An accessible website offers a superior user experience for everyone, regardless of ability. An older business person may have vision difficulties, and another may have a temporary impairment that makes using a mouse difficult.
The Mobile Experience Matters
Another surprising study finding revealed only one website incorporated Progressive Web App (PWA) technology. Simply put, PWAs are a way of building websites that are faster, more responsive, and capable of performing like an app, yet are still able to be indexed for search and usable as a traditional website.PWA benefits include fast loading time, the ability to operate on poor networks, small development footprint, integration of app-like features, no app stores or downloads and instant updates.

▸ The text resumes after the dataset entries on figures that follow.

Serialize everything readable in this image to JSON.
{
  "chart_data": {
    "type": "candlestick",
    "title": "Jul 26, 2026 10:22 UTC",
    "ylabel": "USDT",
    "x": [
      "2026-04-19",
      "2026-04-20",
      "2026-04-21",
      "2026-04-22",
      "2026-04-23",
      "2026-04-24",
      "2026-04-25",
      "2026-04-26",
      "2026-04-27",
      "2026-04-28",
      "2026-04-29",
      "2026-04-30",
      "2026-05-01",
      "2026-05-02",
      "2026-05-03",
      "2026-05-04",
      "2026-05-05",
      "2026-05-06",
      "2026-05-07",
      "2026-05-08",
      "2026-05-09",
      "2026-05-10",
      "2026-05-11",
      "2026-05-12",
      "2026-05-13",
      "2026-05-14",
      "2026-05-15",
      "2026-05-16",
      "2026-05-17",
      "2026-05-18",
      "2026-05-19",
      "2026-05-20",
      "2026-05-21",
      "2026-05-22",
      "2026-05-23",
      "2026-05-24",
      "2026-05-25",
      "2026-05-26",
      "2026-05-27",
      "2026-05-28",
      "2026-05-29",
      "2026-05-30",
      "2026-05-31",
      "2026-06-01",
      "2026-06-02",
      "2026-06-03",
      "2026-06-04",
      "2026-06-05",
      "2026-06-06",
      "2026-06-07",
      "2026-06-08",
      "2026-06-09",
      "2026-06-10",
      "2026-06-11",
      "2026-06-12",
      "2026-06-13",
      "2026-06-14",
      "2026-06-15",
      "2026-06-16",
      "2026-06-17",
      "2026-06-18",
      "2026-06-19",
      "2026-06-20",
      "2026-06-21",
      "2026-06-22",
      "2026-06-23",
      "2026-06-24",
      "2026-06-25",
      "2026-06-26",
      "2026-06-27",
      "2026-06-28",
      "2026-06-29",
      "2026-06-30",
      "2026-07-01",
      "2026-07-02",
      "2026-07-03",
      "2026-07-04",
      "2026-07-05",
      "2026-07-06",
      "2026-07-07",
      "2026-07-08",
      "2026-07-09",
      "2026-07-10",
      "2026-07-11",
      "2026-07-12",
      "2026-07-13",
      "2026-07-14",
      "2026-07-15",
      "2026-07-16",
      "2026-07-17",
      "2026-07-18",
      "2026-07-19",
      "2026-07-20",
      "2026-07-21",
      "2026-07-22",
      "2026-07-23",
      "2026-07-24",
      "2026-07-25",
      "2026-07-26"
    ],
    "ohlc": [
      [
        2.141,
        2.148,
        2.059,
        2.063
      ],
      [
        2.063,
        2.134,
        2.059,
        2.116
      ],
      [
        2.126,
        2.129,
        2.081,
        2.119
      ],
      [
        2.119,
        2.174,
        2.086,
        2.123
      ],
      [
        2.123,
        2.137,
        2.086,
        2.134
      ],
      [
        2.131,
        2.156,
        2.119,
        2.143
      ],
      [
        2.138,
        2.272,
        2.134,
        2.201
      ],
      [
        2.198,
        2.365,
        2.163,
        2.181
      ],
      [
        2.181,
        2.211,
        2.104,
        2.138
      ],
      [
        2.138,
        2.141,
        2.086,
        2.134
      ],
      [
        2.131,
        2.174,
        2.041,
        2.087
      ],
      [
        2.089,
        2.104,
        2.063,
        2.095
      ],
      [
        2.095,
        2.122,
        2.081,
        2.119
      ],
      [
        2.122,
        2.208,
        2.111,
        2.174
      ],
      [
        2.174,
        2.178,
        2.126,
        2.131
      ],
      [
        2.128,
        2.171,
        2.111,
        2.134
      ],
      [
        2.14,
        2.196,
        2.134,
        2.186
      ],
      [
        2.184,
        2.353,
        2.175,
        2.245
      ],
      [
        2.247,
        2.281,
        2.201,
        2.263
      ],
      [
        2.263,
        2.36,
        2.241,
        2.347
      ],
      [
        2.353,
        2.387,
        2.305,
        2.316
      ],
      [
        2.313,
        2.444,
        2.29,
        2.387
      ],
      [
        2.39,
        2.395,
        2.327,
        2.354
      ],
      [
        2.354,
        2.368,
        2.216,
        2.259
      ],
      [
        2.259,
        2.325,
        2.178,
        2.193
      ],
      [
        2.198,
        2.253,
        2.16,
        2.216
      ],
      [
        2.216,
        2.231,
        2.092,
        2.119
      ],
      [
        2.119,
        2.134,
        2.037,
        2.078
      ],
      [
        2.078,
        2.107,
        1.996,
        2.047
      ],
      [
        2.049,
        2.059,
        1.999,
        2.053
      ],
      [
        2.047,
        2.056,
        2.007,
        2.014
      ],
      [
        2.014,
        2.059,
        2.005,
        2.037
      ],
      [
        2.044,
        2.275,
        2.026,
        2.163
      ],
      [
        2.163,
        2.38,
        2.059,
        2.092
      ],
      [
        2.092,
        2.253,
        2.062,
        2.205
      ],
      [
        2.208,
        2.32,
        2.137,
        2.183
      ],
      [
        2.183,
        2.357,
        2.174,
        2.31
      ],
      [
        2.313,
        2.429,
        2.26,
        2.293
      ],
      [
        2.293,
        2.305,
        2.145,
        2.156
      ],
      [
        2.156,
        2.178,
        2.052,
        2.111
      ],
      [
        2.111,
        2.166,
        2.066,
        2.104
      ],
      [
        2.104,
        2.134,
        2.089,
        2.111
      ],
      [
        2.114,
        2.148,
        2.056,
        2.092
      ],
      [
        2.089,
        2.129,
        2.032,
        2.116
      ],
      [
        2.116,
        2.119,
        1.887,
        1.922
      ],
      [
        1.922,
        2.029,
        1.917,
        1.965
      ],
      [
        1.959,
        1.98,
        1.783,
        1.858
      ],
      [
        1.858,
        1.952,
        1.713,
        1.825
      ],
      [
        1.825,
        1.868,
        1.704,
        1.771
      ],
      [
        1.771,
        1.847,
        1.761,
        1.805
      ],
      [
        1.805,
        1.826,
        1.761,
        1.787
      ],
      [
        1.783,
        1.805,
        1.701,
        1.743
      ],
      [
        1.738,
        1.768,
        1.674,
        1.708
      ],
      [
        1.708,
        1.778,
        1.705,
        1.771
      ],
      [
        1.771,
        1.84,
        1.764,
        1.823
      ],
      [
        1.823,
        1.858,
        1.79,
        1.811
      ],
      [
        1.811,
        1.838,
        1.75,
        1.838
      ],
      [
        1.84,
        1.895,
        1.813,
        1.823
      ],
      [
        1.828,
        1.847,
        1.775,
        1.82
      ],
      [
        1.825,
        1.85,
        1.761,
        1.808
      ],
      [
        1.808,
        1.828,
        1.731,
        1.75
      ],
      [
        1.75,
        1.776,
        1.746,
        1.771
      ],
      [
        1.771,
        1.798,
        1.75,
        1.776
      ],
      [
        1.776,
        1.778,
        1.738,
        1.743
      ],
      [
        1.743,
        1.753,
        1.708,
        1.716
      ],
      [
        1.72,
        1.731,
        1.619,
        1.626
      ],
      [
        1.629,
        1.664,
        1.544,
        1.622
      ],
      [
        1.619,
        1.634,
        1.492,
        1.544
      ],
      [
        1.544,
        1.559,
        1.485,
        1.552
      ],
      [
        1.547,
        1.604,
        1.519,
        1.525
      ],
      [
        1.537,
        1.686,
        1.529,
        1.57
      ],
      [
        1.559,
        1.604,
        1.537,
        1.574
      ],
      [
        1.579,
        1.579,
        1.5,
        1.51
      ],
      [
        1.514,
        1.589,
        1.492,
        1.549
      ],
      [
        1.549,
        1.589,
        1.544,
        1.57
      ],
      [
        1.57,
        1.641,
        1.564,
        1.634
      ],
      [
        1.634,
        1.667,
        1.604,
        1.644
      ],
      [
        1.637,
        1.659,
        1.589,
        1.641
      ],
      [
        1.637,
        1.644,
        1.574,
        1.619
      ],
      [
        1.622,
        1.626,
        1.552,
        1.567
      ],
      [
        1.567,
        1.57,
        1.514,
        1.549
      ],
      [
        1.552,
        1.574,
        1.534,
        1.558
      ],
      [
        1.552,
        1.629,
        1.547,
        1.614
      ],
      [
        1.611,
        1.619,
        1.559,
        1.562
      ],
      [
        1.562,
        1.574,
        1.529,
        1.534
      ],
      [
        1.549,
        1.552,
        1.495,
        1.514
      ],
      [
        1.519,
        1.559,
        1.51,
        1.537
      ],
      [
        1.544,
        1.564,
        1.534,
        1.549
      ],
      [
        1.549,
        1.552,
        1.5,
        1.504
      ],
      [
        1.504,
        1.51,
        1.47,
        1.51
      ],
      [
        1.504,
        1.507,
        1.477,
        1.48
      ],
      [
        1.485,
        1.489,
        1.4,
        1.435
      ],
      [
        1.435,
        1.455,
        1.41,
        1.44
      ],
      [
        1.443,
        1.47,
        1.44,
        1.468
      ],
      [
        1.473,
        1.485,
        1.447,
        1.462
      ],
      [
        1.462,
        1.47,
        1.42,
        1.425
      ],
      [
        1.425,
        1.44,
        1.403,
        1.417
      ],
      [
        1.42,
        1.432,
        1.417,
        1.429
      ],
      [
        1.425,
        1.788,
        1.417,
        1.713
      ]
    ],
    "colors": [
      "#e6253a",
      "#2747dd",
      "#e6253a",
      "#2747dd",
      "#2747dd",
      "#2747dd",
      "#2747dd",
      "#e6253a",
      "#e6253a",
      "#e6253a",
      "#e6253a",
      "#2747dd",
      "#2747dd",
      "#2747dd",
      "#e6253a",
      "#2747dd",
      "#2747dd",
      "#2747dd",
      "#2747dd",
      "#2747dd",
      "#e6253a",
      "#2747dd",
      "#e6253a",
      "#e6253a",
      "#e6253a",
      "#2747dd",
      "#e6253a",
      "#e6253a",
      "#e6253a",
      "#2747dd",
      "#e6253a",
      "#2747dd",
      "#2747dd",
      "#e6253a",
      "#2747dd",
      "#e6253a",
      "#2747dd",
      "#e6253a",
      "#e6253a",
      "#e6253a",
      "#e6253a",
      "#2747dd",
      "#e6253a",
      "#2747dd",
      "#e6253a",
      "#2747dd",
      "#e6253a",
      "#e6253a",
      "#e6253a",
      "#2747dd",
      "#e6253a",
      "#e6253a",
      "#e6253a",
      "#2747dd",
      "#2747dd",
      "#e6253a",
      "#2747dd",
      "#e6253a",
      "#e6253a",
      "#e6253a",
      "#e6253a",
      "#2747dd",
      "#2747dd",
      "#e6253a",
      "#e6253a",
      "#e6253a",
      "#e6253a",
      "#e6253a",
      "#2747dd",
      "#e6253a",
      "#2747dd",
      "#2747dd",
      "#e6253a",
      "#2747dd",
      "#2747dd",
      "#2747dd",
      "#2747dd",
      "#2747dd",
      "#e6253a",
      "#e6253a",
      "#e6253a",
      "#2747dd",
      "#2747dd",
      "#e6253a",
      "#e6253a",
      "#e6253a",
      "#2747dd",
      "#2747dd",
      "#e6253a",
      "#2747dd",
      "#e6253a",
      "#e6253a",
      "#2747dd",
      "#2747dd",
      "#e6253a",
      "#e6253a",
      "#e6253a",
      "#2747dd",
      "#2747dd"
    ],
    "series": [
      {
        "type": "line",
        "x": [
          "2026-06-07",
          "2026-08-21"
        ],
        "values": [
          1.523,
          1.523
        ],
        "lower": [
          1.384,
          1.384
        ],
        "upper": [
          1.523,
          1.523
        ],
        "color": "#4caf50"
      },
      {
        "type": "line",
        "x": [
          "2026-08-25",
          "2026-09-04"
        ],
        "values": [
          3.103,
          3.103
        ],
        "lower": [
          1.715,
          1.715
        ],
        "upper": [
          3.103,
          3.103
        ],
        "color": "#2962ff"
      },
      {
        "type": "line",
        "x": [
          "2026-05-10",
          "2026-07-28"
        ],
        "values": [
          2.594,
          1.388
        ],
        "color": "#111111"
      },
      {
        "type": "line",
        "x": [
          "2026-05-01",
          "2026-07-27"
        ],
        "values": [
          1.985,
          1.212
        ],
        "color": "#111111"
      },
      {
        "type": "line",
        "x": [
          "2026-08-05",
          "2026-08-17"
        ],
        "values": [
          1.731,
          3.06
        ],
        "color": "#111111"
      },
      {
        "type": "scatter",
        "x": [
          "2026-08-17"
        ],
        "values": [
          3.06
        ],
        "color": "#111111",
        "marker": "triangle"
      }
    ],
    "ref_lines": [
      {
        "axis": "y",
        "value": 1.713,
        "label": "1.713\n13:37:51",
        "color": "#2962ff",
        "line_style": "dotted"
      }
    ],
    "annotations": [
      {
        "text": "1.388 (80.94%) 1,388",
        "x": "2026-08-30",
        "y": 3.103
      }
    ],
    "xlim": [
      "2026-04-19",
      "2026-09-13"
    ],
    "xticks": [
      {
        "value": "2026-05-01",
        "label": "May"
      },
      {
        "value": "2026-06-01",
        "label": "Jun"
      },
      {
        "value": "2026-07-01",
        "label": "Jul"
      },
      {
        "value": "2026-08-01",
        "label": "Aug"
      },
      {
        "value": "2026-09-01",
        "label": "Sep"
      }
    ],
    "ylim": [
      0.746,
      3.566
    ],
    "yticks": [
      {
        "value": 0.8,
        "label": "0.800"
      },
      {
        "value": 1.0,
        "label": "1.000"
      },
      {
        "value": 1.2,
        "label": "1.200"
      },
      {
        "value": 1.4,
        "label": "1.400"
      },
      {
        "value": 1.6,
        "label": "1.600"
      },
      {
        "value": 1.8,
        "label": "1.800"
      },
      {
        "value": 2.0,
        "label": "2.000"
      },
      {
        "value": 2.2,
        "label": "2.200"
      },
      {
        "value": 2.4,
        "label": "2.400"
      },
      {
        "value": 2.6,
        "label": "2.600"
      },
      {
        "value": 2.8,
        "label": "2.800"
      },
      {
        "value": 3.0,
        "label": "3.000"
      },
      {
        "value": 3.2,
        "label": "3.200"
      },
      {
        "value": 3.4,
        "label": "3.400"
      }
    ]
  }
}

A company’s lack of a PWA significantly affects the increasing number of smartphone users in their global audiences. Without a PWA, new and prospective customers can’t reliably use a business site that struggles to load on low-performance networks. “Companies expecting to attract new customers in multiple countries should support those goals by insisting on PWA development when planning a website,” Masters says.
Keep your Website Healthy
The poor scores highlighted in the survey represent a great opportunity for businesses to implement performance improvements to their websites. Companies can document the results of the effort with improved search rankings and higher click-through rates.However, industrial companies are already stretched thin as they face challenges with the supply chain, employee hiring and retention, and inflationary impacts on goods and services. Maintaining a focus on those priorities can justify hiring a multi-disciplined team with the expertise to maintain a high-performance website.
While a company often tracks website performance with Google Lighthouse, Page Speed Insights, Google Trends, etc., most B2Bs need vendors with expertise in the latest SEO trends and all of Google’s tools to improve search rankings, visibility and user experiences.
“The website is the hardest working employee in a manufacturer’s marketing department” Masters adds. “It never sleeps, it answers every question, it connects employees and customers to important resources, and it’s the face of your brand around the world. That’s why you have to keep it healthy.”